Never mind that real estate, like the stock market, never offers big returns with minimal risk. Also never mind that in a "bad market" almost everyone is hunkered down, which means they aren't competing with the few "fools" still active in the market, which means said "fools" are getting in fewer bidding wars, which means they run less risk of "paying too much", which maximizes their chance of getting big returns. Also never mind that in a "bad market" almost everyone hunkered down is waiting for the same signs the market is back to offering big returns with minimal risk not, which means almost everyone will stop hunkering and start buying at the same time, which means that real estate buyers are more likely to get in bidding wars, which means they've jumped into the market just as home prices go up, which takes a big chunk out of their potential return.

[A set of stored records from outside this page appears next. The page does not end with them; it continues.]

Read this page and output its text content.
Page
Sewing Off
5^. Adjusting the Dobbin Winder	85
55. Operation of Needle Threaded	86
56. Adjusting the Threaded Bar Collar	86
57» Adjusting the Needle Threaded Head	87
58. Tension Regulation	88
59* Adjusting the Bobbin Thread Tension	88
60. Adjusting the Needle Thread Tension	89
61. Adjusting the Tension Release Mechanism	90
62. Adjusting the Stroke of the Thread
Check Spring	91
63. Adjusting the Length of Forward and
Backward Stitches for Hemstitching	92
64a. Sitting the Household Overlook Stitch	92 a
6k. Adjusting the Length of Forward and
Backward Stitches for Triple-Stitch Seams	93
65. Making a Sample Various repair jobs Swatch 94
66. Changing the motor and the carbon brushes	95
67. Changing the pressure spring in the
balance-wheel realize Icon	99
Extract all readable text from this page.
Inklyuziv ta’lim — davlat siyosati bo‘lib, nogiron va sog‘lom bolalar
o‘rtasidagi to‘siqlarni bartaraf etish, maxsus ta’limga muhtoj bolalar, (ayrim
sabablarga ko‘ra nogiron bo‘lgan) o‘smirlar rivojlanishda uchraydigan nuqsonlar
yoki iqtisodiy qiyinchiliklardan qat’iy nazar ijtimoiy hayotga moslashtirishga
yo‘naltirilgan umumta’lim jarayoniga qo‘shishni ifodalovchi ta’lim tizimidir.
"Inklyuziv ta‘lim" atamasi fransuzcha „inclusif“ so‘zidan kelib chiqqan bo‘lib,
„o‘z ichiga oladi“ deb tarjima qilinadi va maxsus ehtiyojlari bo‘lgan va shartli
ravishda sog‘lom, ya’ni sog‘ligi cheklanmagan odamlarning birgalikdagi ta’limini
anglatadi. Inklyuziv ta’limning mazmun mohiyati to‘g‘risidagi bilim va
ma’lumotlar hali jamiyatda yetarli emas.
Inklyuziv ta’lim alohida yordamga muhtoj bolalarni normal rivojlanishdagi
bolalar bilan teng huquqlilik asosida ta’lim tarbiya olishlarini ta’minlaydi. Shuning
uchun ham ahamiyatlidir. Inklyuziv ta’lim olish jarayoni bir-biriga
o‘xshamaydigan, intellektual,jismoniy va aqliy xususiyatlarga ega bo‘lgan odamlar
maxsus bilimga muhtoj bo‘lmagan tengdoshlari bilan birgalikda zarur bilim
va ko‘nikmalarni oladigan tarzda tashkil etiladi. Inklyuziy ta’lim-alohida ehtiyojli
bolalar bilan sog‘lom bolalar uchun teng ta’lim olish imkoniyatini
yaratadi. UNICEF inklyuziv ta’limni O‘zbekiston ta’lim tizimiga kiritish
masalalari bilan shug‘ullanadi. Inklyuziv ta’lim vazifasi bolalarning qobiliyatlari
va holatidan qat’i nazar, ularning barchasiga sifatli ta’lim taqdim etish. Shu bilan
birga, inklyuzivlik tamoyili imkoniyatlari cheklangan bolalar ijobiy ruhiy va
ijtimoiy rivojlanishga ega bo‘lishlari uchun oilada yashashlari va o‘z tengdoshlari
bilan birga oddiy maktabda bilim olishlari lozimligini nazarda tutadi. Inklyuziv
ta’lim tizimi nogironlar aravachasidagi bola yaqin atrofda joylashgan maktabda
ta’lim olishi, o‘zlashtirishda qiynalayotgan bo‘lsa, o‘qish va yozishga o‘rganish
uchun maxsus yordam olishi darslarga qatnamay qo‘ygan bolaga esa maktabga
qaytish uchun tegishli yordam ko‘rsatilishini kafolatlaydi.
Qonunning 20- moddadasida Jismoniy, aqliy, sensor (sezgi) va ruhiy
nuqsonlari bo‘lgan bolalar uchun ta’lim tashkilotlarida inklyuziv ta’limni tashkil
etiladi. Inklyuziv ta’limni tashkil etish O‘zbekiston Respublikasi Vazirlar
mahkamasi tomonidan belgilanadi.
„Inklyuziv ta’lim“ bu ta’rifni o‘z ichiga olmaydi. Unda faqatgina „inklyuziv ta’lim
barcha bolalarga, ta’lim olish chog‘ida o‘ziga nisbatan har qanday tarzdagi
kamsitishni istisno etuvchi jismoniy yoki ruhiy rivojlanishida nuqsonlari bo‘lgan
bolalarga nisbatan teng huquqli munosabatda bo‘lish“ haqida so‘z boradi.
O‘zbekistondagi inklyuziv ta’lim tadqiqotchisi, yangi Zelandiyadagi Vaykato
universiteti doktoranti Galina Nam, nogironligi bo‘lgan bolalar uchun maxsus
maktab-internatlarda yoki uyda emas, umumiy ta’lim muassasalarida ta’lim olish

Which is risk avoidance with a twist.
Still, most people will assure you safe and sane is the way to go. Buy only when it's sunny and clear, because that's when you get the big financial rewards of homeownership without the big risk. Talk about win win! Risk is for people who haven't figured things out. Only the naive buy when the market is dark and stormy.
But some people know that every real estate market, "good" or "bad", "buy" or "no buy", is neither good nor bad, buy or no buy. Instead, each part of the real estate cycle is like one of those four stock market portfolios, neither good or bad, each just a different level of risk and commensurate reward.
The many who hunker until there's nothing but sunshine have firmly checked Portfolio A, intuitively and often without understanding the consequences. The few who venture out in any weather have just as firmly checked Portfolio B, C or D.
Over the long run, those who take the greatest calculated risk get the highest rate of return.